Many of you already read “The Health Care Blog” (which sometimes carries my posts). In case you don’t, please check out today’s wonderful father-son interview, which puts a human face on the transformation of McAllen, Texas from sleepy border town into national healthcare icon (at least ever since Atul Gawande placed it on the map with his New Yorker piece).

The son in this case is the writer Ian Kibbe, THCB’s associate editor; his dad is David Kibbe, a family physician who practiced in McAllen in the 70s and 80s and witnessed first hand the cultural transformation that put the town in the Pantheon of Greed in the Dartmouth Atlas. As the President and his team try to nudge the culture of medical practice in the right direction, it’s vital to appreciate the forces that can cause precisely the opposite shift.

Well worth a read. 

2 Responses to “McAllen, Texas: The Inside Story”

  1. Benjamin Littenberg July 28, 2009 at 12:39 pm #

    The NY Times published an essay by Gil Welch today that tells the same story from a slightly different point-of-view. Recommended.

     [Note from Bob:  The essay is here; may require subscription]

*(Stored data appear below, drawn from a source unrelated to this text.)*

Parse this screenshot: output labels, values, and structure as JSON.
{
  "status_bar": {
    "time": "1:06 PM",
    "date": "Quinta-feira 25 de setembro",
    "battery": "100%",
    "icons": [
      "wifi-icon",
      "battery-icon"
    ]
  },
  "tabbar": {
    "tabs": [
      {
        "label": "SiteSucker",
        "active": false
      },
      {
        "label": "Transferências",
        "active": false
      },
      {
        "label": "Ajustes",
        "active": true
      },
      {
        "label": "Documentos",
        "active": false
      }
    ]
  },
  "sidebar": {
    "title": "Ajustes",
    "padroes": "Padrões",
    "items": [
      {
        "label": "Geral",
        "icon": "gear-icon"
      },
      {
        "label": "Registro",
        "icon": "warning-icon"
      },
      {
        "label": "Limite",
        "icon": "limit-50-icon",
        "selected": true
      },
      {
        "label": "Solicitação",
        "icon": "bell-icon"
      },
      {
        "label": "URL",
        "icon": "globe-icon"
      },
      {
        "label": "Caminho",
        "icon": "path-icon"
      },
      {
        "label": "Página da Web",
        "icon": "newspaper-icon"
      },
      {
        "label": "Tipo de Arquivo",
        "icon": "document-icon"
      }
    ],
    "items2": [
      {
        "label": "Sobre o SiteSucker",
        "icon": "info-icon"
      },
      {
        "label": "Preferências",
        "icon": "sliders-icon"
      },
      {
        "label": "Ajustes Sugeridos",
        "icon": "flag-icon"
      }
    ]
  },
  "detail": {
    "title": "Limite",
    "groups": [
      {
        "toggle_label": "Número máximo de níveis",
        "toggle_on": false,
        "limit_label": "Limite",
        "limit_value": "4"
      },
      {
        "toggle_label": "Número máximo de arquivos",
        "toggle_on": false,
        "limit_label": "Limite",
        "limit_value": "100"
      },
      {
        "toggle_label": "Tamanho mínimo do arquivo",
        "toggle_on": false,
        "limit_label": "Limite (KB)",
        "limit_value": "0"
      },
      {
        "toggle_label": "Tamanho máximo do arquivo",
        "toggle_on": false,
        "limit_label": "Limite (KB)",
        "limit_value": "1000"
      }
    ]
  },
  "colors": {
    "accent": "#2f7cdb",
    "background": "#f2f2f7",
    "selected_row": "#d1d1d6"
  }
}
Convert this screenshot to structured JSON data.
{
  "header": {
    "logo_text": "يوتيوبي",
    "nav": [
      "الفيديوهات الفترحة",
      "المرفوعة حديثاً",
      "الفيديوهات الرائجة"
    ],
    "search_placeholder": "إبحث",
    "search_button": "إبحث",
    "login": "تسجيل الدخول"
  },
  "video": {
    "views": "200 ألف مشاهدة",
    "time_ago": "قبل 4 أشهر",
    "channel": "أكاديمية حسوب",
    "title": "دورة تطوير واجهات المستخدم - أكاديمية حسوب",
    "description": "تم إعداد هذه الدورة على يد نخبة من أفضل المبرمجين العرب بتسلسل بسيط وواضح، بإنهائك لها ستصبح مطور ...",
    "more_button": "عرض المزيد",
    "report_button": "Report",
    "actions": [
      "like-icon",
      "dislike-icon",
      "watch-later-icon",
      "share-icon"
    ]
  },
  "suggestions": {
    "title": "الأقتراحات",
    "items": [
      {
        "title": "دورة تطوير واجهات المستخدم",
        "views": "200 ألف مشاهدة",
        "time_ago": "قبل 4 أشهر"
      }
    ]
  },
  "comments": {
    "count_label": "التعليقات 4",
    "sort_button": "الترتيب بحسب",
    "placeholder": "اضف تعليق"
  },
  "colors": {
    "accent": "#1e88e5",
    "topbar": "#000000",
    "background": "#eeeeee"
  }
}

  2. exodus August 3, 2009 at 5:03 am #

    Here is an anti-McAllen, Marshalltown in north-central Iowa. http://www.desmoinesregister.com/article/20090802/LIFE02/908020332/1001/NEWS

    I worked there earlier this decade. In my opinion, the reason for cost efficiencies in Marshalltown are –

    a) paucity of specialists,
    b) most PCP’s see their patients across settings – office, hospital and long term care,
    c) easily available medical records.
    d) More discussion between patients and PCP’s regarding prognosis and end-of-life issues

    The place only recently added its first cath lab. It will be fascinating to see if this leads to cost escalation in the coming years.